Hope that helps a bit. Side note- too much of anything and not enough cardio is bad. But more than likely women go too hard on cardio as opposed to strength training. They tend to go light on weights and hardcore on cardio. Not a good idea. :)

thanks for explaining that :) ive always wondered what it was that did it. not that ive done that myself, but ive always known that your body goes into some kind of "emergency state" where it will store anything you eat if you do to much cardio..
 
So, if I do cardio about 5 times a week and some kind of strength training so that I hit each area 3-4 times a week, is that a good balance? And the cardio is mainly aerobics but varies between longer low-impact, shorter high impact, and some where I switch back and forth between cardio and toning (is that called circuit?). The strength training includes lifting free weights at home, doing Pilates, and doing squats, lunges, sit-ups, all that kind of stuff.

It's all done with videos and I vary them a lot, so there's not a set routine.

Thanks!
 
Hitting one muscle 3-4 times a week is too much. I am not a fan of videos or classes because most of the time they focus on cardio more than weights. But they use weights... but not heavy or effective ones. This leaves a gray area because if you work the muscles one day... they should rest the next.

But with cardio classes (most anyway) or videos...you do not lift heavy enough weights to actually add some nice lean toned muscle (which helps reduce fat).

But if you prefer classes or videos then do it. It's better than nothing. Here are my 5 tips to fat loss. They may help you.

1) Eat 5-6 small meals throughout the day. Each meal should be 2-3 hours apart. Each meal should contain one protein and one carb. The first meal should be eaten within an hour after waking.


2) Drink a cup of water at each meal.


3) Rest properly. This means taking at least 48 hours between strength training the same muscles, and it also means getting at least 7-8 hours of sleep per night. Lastly, it means taking 1-2 days off from exercising per week.


4) Cardio. This should be done at different intensity levels and different session lengths. Consider doing a low intensity/long session, a high intensity/short session and a few medium intensity/medium length sessions.

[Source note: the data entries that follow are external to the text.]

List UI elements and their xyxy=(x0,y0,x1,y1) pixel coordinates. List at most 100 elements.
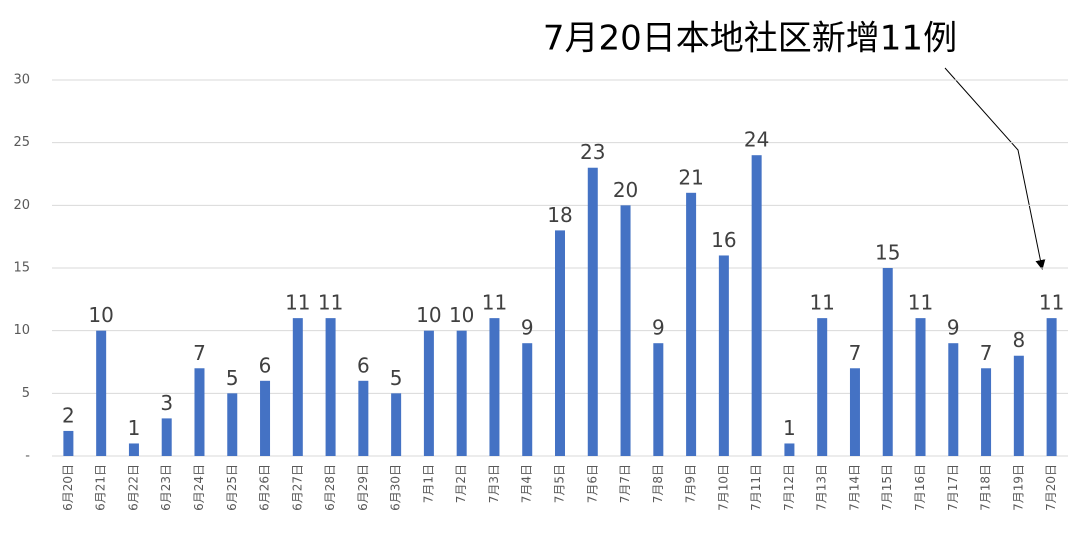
bar xyxy=(423,330,434,456)
value-label: 1 xyxy=(128,416,141,440)
bar xyxy=(161,418,172,456)
value-label: 5 xyxy=(226,366,239,390)
y-tick-label: 25 xyxy=(13,135,30,150)
y-tick-label: 20 xyxy=(13,198,30,213)
x-tick-label: 7月20日 xyxy=(1044,464,1058,511)
bar xyxy=(96,330,107,456)
value-label: 2 xyxy=(62,403,75,427)
value-label: 9 xyxy=(521,316,534,340)
value-label: 1 xyxy=(783,416,796,440)
value-label: 7 xyxy=(849,341,862,365)
x-tick-label: 7月4日 xyxy=(520,464,534,503)
bar xyxy=(555,230,565,456)
value-label: 16 xyxy=(711,228,736,252)
bar xyxy=(948,343,959,456)
x-tick-label: 7月19日 xyxy=(1011,464,1025,511)
value-label: 9 xyxy=(652,316,665,340)
x-tick-label: 7月10日 xyxy=(716,464,730,511)
bar xyxy=(686,192,697,457)
value-label: 8 xyxy=(1012,328,1025,352)
value-label: 18 xyxy=(547,203,572,227)
value-label: 24 xyxy=(744,128,769,152)
bar xyxy=(1046,318,1057,456)
y-tick-label: - xyxy=(25,449,30,464)
x-tick-label: 7月13日 xyxy=(815,464,829,511)
value-label: 3 xyxy=(160,391,173,415)
x-tick-label: 7月7日 xyxy=(618,464,632,503)
value-label: 10 xyxy=(88,303,113,327)
bar xyxy=(784,443,795,456)
x-tick-label: 6月26日 xyxy=(258,464,272,511)
y-tick-label: 30 xyxy=(13,73,30,88)
chart-title: 7月20日本地社区新增11例 xyxy=(543,19,957,59)
x-tick-label: 6月24日 xyxy=(192,464,206,511)
annotation-arrow xyxy=(944,67,1046,270)
bar xyxy=(522,343,533,456)
value-label: 21 xyxy=(678,165,703,189)
bar xyxy=(325,318,336,456)
x-tick-label: 7月6日 xyxy=(585,464,599,503)
value-label: 15 xyxy=(875,241,900,265)
bar xyxy=(817,318,828,456)
value-label: 11 xyxy=(285,291,310,315)
bar xyxy=(358,380,369,456)
value-label: 11 xyxy=(809,291,834,315)
y-tick-label: 15 xyxy=(13,261,30,276)
bar xyxy=(981,368,992,456)
x-tick-label: 7月8日 xyxy=(651,464,665,503)
y-tick-label: 10 xyxy=(13,323,30,338)
value-label: 6 xyxy=(259,353,272,377)
x-tick-label: 7月15日 xyxy=(880,464,894,511)
bar xyxy=(489,318,500,456)
x-tick-label: 6月25日 xyxy=(225,464,239,511)
x-tick-label: 7月18日 xyxy=(979,464,993,511)
x-tick-label: 7月12日 xyxy=(782,464,796,511)
x-tick-label: 7月5日 xyxy=(553,464,567,503)
bar xyxy=(915,318,926,456)
bar xyxy=(882,268,893,456)
value-label: 10 xyxy=(416,303,441,327)
bar xyxy=(587,167,598,456)
value-label: 11 xyxy=(1039,291,1064,315)
x-tick-label: 6月21日 xyxy=(94,464,108,511)
bar xyxy=(63,430,74,456)
value-label: 5 xyxy=(390,366,403,390)
value-label: 20 xyxy=(613,178,638,202)
bar xyxy=(751,155,762,456)
x-tick-label: 6月22日 xyxy=(126,464,140,511)
value-label: 7 xyxy=(193,341,206,365)
x-tick-label: 6月30日 xyxy=(389,464,403,511)
bar xyxy=(128,443,139,456)
value-label: 10 xyxy=(449,303,474,327)
bar xyxy=(1013,355,1024,456)
bar xyxy=(260,380,271,456)
x-tick-label: 6月20日 xyxy=(61,464,75,511)
x-tick-label: 7月14日 xyxy=(847,464,861,511)
value-label: 11 xyxy=(482,291,507,315)
x-tick-label: 6月27日 xyxy=(290,464,304,511)
x-tick-label: 7月3日 xyxy=(487,464,501,503)
bar xyxy=(653,343,664,456)
value-label: 7 xyxy=(980,341,993,365)
x-tick-label: 7月2日 xyxy=(454,464,468,503)
bar xyxy=(620,205,631,456)
value-label: 23 xyxy=(580,140,605,164)
value-label: 9 xyxy=(947,316,960,340)
bar xyxy=(456,330,467,456)
bar xyxy=(194,368,205,456)
bar xyxy=(849,368,860,456)
value-label: 11 xyxy=(318,291,343,315)
x-tick-label: 6月29日 xyxy=(356,464,370,511)
bar xyxy=(292,318,303,456)
x-tick-label: 6月23日 xyxy=(159,464,173,511)
x-tick-label: 7月16日 xyxy=(913,464,927,511)
x-tick-label: 7月9日 xyxy=(684,464,698,503)
bar xyxy=(227,393,238,456)
value-label: 11 xyxy=(908,291,933,315)
y-tick-label: 5 xyxy=(22,386,30,401)
x-tick-label: 7月17日 xyxy=(946,464,960,511)
value-label: 6 xyxy=(357,353,370,377)
x-tick-label: 7月11日 xyxy=(749,464,763,511)
bar xyxy=(718,255,729,456)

5) Strength Training. Strength train each muscle 1-3 times per week. You should lift a proper weight and perform the proper amount of sets/reps for your strength training method. If you need more guidance or exercise ideas you can head over


All of the above things combined will result in fat loss.
 
TLL123 said:
So, if I do cardio about 5 times a week and some kind of strength training so that I hit each area 3-4 times a week, is that a good balance? And the cardio is mainly aerobics but varies between longer low-impact, shorter high impact, and some where I switch back and forth between cardio and toning (is that called circuit?). The strength training includes lifting free weights at home, doing Pilates, and doing squats, lunges, sit-ups, all that kind of stuff.

It's all done with videos and I vary them a lot, so there's not a set routine.

Thanks!

sounds kind of like the program I've been using called PUSH...has both the strength training and cardio elements :) what is your video called?
 
I've just been rotating through a lot of different videos with different focuses. I get bored really quickly, so I tend to check them out of the library for a week or two and then switch after I can't renew them again.

I haven't heard of PUSH - I'll have to look into it.
 
Lots of great responses here to help. My personal advice to compliment what's been said already is definitely throw in some heavier weights on your lower body exercises. (Don't worry, women do build muscle the same way men do. It's not in our genes.) The more muscle you have, typically the quicker the metabolism, the more calories you burn, and obviously the better you look.

In addition, mix up your cardio training between high intensity interval training (HIIT) moderate to high intensity endurance training and occasionally lower intensity (fat burning sessions).

Food intake amounts are critical, but timing of the food intake is also very important. Complex carbohydrates are excellent energy providers before you train and immediately following high intensity workouts.